Unresolved anger can keep one stuck at this place and time. The person who fails to complete the anger process is the one who is still loudly retelling the story of their "victimization" by the other party ten years after the divorce.. 


Once we have opened the door to the previous stages, and gotten a little bit more comfortable in and with the grieving process, then we might find ourselves feeling sad, or crying, or depressed. It was my experience that the sadness was more about lack of energy for day to day tasks. Luckily for me, i had a men's group where I could go to do the emotional release work, including the anger and the tears for my loss, and my worry for my children's well being.  Here is where I am doing the quiet preparation for moving on with my life.


Acceptance is that phase of the grieving process where I can remember the events of the previous years (for an important loss, grieving can take two years or more) without all the powerful emotion included.
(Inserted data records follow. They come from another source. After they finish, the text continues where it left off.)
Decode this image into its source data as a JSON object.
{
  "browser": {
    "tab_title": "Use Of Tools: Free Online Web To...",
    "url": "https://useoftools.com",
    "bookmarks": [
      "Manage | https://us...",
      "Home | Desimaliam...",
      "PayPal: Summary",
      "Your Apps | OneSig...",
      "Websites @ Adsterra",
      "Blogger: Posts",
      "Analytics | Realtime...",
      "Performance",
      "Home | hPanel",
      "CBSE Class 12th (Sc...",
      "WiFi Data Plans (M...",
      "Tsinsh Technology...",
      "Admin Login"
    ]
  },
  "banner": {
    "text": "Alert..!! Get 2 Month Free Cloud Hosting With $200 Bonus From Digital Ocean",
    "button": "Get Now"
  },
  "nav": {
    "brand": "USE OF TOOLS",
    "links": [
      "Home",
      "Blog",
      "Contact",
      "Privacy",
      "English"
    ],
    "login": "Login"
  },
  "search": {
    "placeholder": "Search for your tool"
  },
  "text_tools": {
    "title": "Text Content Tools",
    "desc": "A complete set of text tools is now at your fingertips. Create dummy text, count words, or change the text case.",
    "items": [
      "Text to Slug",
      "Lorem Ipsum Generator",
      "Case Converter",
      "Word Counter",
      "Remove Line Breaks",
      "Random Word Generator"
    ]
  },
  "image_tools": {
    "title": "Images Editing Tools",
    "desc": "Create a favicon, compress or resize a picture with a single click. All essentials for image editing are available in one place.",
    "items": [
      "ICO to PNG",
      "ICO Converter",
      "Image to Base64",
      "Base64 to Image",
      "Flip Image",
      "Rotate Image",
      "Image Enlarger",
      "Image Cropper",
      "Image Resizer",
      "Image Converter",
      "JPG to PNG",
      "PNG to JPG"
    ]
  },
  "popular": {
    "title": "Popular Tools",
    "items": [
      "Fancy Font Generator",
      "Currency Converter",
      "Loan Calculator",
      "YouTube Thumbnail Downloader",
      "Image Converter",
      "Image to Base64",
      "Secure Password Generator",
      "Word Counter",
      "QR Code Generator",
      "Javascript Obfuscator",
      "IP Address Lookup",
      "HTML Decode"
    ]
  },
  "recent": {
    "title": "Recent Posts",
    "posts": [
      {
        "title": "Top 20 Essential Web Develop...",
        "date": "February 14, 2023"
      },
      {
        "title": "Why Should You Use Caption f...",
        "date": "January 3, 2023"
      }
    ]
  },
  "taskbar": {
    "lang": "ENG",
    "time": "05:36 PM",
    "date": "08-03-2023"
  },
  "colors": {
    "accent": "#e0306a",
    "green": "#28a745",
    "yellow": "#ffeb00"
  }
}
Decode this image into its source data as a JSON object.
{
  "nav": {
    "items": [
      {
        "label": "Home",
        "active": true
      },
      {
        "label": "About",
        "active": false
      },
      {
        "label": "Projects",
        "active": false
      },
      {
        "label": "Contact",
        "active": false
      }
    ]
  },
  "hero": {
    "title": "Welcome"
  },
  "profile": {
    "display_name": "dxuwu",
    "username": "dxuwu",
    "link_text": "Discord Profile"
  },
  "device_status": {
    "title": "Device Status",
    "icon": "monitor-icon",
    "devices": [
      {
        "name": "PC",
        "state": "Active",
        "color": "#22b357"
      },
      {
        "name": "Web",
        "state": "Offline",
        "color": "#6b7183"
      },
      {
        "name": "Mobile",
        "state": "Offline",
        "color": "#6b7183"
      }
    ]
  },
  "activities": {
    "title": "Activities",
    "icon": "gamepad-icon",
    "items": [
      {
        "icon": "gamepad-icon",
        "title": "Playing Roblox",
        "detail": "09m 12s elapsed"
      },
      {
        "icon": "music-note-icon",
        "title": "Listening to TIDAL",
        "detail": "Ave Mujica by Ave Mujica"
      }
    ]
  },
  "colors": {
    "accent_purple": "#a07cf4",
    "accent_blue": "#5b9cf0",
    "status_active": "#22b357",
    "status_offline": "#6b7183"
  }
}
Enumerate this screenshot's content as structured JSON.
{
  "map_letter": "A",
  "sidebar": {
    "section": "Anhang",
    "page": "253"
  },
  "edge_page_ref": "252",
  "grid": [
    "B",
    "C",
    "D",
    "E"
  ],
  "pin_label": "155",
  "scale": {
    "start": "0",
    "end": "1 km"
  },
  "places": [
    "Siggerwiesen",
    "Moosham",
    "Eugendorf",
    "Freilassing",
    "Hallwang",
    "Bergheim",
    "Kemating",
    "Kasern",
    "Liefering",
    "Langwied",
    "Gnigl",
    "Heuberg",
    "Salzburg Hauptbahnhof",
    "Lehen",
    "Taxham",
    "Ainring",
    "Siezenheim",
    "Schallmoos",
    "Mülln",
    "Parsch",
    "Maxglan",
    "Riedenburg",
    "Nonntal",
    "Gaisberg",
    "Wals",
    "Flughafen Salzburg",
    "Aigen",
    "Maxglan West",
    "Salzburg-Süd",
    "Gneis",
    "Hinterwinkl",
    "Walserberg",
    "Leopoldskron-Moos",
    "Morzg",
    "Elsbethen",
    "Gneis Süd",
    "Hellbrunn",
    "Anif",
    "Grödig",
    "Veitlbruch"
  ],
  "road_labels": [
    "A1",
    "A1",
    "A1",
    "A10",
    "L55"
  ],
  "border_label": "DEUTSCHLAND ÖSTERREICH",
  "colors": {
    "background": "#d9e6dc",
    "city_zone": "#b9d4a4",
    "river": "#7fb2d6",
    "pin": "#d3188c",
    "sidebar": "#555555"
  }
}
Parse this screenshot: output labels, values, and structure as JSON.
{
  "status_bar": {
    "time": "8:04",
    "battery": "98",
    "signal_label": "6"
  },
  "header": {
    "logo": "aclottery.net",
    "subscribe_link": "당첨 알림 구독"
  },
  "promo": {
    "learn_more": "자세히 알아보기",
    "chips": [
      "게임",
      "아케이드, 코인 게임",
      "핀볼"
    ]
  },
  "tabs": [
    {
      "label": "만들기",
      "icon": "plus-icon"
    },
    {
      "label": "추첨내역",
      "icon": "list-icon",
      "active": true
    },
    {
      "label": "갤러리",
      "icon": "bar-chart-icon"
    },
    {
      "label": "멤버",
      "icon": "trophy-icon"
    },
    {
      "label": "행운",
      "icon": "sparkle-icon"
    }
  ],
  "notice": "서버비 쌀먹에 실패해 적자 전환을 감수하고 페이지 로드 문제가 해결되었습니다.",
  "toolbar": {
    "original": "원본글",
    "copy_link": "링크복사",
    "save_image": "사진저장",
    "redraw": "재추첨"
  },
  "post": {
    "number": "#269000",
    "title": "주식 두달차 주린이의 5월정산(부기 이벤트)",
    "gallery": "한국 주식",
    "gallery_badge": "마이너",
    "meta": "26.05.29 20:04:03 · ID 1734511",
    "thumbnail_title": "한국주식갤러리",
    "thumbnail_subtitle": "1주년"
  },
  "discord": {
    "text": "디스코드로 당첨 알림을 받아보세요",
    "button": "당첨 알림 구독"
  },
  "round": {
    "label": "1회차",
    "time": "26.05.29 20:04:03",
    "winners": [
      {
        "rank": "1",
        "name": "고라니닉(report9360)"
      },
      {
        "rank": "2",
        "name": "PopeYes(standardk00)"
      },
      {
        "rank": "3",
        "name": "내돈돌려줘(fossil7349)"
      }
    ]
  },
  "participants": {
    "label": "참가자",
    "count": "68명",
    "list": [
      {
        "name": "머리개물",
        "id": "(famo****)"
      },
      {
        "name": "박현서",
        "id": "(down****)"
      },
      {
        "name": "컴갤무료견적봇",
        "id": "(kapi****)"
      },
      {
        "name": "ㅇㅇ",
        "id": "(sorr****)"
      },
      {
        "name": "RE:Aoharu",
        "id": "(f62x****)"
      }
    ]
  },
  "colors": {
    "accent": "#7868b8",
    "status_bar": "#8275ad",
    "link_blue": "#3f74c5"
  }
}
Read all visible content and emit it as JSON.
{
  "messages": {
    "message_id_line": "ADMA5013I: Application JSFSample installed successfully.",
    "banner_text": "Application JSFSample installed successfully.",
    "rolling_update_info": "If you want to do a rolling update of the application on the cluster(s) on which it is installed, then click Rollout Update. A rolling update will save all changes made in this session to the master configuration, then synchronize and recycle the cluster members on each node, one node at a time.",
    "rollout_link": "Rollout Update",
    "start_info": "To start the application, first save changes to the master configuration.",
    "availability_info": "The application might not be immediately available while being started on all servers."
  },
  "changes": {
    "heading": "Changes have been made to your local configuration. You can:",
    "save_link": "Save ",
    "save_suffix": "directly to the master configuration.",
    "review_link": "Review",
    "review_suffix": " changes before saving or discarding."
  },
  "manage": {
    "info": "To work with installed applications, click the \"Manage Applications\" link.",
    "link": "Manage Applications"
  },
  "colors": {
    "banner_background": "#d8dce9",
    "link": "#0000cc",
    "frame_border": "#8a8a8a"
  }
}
This stage does not include happiness necessarily, or joviality, but is a quiet kind of moving on, again without intense anger or sadness. There may still be the need for forgiveness work, and I think that may be easier now than before. 

Finally, please remember that the above stages are a very important part of the psychological effects of divorce. The stages of grief are not linear...meaning that I might have the fourth stage first on one day, than stage two, then stage three, and the next day, they appear in a different sequence, or perhaps not at all. 

But someday, the fifth stage is the predominant stage.